I suppose that if I believed that "we in the West" benefited from "monstrous inhumanity", I might find it impossible to carry on with my life as I live it now. But we've been through that before, and you have not made your case. That is, you can't really accuse me of living in denial. I've been presented with the facts and evidence, and I've arrived at a reasoned conclusion on such matters. Don't pretend that disagreement with your theories entails living with blinders on.

In any case, my "one note" charge was really an objection to your use of the cartoon controversy as yet another excuse to beat the drum on Bush. For you, the controversy wasn't to be taken seriously in its own right: it could only be seen as another weapon for use in the anti-Bush war.

A friend of mine is a devout Muslim and a Canadian patriot. He was highly offended by the cartoons, and he claimed that 99.9% of the world's 1 billion plus Muslims were also offended. He was also dismayed by the reaction of the Danish government, which was, initially, quite dismissive of Muslim concerns.
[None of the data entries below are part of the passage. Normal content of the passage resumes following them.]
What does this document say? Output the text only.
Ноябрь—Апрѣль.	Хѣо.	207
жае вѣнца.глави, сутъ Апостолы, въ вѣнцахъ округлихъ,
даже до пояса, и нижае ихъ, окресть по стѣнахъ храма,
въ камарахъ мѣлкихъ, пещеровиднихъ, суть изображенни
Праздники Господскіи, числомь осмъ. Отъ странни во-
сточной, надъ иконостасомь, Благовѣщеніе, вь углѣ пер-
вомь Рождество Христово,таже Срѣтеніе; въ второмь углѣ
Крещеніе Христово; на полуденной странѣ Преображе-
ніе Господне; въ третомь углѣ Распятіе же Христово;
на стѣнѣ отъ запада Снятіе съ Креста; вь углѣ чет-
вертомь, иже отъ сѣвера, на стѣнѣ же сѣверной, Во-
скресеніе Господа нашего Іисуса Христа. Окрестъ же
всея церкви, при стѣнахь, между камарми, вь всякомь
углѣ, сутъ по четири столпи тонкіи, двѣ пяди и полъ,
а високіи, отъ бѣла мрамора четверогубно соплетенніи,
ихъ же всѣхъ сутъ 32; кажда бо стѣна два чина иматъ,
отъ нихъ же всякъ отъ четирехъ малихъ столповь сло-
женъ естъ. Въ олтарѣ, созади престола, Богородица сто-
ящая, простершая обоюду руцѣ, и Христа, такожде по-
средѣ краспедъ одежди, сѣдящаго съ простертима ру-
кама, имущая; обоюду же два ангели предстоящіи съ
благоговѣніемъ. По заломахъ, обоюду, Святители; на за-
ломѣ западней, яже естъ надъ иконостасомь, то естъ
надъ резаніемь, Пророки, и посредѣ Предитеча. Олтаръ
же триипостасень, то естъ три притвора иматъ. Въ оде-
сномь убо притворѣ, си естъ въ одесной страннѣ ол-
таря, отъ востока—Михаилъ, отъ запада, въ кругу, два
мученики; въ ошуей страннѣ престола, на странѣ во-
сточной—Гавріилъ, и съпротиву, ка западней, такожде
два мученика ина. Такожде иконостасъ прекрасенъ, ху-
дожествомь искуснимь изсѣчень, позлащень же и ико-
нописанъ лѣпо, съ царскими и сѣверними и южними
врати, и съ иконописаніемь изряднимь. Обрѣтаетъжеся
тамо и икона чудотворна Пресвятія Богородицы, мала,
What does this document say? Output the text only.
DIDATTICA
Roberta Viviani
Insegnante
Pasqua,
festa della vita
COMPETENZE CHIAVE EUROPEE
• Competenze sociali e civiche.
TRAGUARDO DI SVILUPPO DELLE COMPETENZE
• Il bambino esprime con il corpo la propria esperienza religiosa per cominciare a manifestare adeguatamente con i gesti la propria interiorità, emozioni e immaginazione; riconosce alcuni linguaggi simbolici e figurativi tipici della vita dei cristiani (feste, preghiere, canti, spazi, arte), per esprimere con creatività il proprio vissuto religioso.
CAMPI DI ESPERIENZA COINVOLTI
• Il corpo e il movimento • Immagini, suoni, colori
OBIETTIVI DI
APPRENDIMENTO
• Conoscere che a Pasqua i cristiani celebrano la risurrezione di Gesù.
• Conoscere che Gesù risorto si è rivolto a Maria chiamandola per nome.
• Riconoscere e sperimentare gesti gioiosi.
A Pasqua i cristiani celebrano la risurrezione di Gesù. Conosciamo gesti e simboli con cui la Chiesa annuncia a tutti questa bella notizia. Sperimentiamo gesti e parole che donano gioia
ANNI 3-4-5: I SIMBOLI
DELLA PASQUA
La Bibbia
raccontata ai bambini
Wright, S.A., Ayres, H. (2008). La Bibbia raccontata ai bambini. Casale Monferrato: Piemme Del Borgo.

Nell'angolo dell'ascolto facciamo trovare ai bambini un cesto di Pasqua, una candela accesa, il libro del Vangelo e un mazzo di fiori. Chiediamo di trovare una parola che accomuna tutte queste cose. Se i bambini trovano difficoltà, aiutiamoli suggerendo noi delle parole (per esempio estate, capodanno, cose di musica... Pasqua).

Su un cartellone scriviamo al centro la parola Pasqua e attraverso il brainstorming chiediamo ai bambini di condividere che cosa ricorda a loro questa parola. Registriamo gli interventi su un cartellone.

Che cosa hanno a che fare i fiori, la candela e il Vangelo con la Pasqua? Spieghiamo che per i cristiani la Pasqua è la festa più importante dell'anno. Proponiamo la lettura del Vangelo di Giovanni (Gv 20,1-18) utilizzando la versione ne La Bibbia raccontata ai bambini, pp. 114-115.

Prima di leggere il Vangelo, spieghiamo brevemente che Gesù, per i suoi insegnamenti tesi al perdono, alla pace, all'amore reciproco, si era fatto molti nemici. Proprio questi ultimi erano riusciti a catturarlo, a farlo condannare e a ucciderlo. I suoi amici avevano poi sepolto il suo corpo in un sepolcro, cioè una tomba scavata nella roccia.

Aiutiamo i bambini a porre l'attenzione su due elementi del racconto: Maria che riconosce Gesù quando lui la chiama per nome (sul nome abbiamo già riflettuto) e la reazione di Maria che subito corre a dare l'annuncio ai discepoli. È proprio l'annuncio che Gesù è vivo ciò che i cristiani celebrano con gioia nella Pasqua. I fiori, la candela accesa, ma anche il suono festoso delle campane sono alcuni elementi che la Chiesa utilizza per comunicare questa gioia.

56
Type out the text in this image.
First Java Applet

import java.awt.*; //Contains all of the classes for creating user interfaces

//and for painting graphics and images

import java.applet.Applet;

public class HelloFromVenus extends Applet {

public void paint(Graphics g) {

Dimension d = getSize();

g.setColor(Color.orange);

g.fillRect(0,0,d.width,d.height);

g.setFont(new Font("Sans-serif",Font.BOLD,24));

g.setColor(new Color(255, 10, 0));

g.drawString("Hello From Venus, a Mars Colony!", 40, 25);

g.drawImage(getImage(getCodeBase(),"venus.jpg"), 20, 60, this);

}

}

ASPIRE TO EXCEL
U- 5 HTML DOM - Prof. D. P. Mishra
There is a serious and important conversation to be had with him and other Muslims about these matters, about free speech, democracy and blasphemy, and no one in the conversation needs to mention the White House or George Bush. For you, however, it seems the conversation need never take place. Better to use the affair to beat up on George (although it was deeply embarassing for him and prejudicial to his projects).

Why is that? It's probably because you don't understand or care about matters religious, which is fair enough. But don't claim to speak to the only "real" issues in the room when you go on about Bush and friends while using a religious controversy as the pretext.